Music Compositions of Philip Goddard — www.philipgoddard-music.co.uk

Nature-Symphony 23
— A strange air from Beeny Cliff's sea caves

Opus 55 (2023) — Timing: 50'
derived from a field recording of a solo small bamboo wind chime plus one of regular deep rumbles from a Cornish sea cave


Basic details


Original recording for Layer 1–3
This chime being recorded earlier in the same session. The original for this work was made a little higher up and facing uphill to minimize background sound from the river Teign far below.
Original recording for Layer 4
View from just beside the recorder while the original cave rumbles recording for this work was running. There appears to be at least one other cave entrance in this alcove, running into the cliff at roughly right-angle to the one we're looking into.
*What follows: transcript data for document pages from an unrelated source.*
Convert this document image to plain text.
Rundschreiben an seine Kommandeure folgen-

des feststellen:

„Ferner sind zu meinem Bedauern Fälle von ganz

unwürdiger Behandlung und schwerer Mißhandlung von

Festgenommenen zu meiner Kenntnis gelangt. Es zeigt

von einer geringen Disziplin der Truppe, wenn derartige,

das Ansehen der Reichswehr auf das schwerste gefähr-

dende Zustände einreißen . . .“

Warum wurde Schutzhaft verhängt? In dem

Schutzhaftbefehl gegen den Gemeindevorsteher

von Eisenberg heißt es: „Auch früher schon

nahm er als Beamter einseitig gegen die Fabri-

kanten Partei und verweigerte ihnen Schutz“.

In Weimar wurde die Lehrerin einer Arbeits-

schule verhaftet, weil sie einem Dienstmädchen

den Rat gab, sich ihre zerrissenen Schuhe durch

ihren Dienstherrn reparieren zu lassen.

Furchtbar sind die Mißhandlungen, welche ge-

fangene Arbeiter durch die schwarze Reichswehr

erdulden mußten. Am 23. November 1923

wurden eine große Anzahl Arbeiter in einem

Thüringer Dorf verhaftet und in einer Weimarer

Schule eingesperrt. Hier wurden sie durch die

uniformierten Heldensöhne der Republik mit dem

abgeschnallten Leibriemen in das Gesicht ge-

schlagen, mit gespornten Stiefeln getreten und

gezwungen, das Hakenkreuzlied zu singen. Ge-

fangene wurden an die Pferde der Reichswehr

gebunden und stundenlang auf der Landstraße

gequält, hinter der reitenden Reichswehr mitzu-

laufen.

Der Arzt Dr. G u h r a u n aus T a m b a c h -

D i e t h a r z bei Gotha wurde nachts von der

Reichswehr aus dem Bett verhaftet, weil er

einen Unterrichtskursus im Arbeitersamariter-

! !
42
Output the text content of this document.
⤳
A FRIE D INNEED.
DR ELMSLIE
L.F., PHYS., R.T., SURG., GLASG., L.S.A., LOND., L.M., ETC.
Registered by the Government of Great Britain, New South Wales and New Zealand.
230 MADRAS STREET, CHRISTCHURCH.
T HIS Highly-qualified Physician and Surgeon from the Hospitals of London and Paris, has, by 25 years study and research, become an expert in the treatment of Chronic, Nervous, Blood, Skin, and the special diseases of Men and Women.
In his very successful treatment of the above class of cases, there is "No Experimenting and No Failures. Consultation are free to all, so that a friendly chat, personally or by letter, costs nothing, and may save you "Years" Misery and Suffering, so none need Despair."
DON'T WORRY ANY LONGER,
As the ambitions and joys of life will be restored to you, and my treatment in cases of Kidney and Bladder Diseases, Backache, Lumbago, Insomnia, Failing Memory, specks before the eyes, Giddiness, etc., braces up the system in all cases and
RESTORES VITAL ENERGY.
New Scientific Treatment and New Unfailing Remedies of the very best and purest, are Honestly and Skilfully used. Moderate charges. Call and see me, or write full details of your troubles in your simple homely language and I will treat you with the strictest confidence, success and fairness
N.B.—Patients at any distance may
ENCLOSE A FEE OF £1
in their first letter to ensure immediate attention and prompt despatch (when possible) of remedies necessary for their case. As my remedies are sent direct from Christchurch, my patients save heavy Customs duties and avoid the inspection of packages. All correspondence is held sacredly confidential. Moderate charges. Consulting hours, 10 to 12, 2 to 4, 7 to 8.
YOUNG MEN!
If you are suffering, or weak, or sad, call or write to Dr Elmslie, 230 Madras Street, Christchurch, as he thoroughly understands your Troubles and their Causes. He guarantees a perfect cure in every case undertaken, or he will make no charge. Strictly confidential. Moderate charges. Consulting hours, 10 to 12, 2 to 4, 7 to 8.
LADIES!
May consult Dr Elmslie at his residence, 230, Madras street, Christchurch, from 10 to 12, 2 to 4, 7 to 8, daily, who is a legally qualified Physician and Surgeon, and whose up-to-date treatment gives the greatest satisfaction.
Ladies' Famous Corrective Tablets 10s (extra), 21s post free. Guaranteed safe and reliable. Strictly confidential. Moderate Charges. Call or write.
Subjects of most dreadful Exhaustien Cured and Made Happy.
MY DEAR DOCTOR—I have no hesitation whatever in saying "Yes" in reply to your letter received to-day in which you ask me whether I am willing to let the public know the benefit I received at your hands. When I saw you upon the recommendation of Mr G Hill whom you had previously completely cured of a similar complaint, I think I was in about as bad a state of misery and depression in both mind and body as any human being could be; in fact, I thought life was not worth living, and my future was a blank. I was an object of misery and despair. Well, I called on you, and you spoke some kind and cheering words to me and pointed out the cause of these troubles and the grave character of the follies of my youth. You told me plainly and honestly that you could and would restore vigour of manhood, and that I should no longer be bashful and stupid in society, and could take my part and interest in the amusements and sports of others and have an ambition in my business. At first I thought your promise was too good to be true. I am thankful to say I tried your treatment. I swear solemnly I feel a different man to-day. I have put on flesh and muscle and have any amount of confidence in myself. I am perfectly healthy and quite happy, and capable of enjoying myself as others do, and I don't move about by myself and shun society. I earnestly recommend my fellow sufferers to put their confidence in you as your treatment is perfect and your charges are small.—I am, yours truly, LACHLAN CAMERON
Very likely they're just different entrances to a really large cave further into the cliff, and hence the very low pitch of the rumbles and booms, some of which are too low to be heard at all by humans.
  • Instrumentation —  Part of field recording of solo small Indonesian bamboo wind chime (longest tube 30cm), used as 3 layers, and part of field recording of regular very deep rumbles from a sea cave — the latter used as a quiet backdrop.

  • Original field recording location / date:

    • Chime recording: 13 December 2023, on Piddledown, just in the top of the open woodland high up on north side of Teign Gorge, Drewsteignton, Devon, UK, just a little above the Hunter's Path. 

    • Cave rumbles recording: 3 September 2014, just a little down south side of main alcove of Beeny Cliff, near Boscastle, Cornwall, UK.
  • Processing — The layers were processed as follows:

    • Layer 1 (chime): Half-speed; pitch an octave below original;
    • Layer 2 (chime): Half-speed; pitch an octave plus a tritone below original;
    • Layer 3 (chime): 17.678% speed; pitch two octaves plus a tritone below original;
      Layers 1-3 all given back-of-cathedral acoustic.
    • Layer 4 (cave rumbles): Just a shelf-filter EQ to de-emphasize all non-bass frequencies; otherwise no processing.

    I give some more specifics about the chime used, and the subsequent processing, on my Freesound page for the work.

  • Distinguishing features — I was really struck by the musical potential of this little chime, for its six tubes managed to sound a diminished triad, a second-inversion minor chord, a tritone and a minor sixth (its total range). Indeed really it has only five different notes because two of its tubes are roughly the same pitch. My choice of overall pitch for each layer resulted in a strengthening of tritone in the mix, and in a proliferation of intervals and chords that are heard, all with a musical piquancy that haunts the air.

    The slow-breathing-like cave rumbles continue in the background throughout the work, being fully exposed for about a minute at either end.

    The overall effect of the interactions of the chime activity on the different layers strongly reminds me of two particular things:

    • The ripplings and minor to not-so-minor impacts of the sea in various clefts in and around the entrance of Beeny Cliff's southernmost cave, which have a beautiful reverberance with a somewhat dark and menacing 'edge'.
    • The bird song impersonations in certain of Olivier Messiaen's organ compositions (e.g. Livre d’Orgue), when heard played in a very large church or cathedral.